OK, I stayed off-line for some time and left some open topics and also left the 'Show unread posts since last visit.'
Refreshing the topics I left open, didn't cause a refresh to the index.php.
Refreshing the 'Show unread posts since last visit.' query results in a refresh to the index.php.
Ok, "some time", though really unspecific, seemed to be enough since at least once it did happen.
BUT, how did you test those 2 cases? Did it go like this?
1) You left some open topics and also left the 'Show unread posts since last visit.'
2) You waited some time.
3) You refreshed the 'Show unread posts since last visit.' query results in a refresh to the index.php.
4)
Immediately after the previous step (within 1h), you refreshed the topics you left open, didn't cause a refresh to the index.php.
Is this how you tested? If yes, you missed this: "NOTE! After you've refreshed one tab, the second (or 3rd, 4th...) tab when refreshed stays on the current page (which is expected)." I guess that's what happened. You can only test 1 page/topic at a time, then, to test another page/topic, you have to wait another 1+ hour (or kill the cookie).
Well you only need cast your mind back a few weeks to the fact the forum got hacked and was off line for a couple of weeks to investigate how to better protect the forum/user information. This external authentication was one of the measures to prevent this information being stolen (not on the forum server).
So for whatever reason if the forums were hacked this kind of information wouldn't be available for harvesting.
And? I fully understand what you're saying, but the ext. auth. security aspect doesn't really relate to this forum annoyance. I've done my share of web developing and I can say for sure (even though I don't know the inner workings of the system) that this annoyance could be coded differently, i.e. redirecting users to the page they were on after the authentication is done.

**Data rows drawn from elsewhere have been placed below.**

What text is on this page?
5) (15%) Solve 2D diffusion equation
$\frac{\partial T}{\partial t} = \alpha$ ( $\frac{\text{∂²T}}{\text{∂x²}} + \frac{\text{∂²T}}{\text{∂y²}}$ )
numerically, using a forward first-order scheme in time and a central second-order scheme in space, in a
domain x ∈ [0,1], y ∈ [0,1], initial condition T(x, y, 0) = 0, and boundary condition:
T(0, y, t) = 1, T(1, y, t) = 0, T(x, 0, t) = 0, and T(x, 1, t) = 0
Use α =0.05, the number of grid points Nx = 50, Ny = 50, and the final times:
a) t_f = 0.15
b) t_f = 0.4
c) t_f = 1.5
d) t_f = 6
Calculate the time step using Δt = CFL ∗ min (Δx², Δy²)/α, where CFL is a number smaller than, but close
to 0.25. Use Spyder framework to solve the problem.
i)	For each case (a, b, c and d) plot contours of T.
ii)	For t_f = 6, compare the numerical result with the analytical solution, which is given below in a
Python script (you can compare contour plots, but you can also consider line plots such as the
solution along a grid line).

And besides, for all I care, from personal point of view, let forums get hacked, ok, it's an annoyance, but nothing else to me, I don't condone it no, but I'm not that dumb to e.g. use the same passwords for different sites/services. And for somebody gleaning my email address? Well, if you operate in internet, it's a lost cause anyways, it's going to go to a lot of "lists" even if you are really conservative about where you do put it in. Different emails for every need? No thanks, it's not possible. My 2c.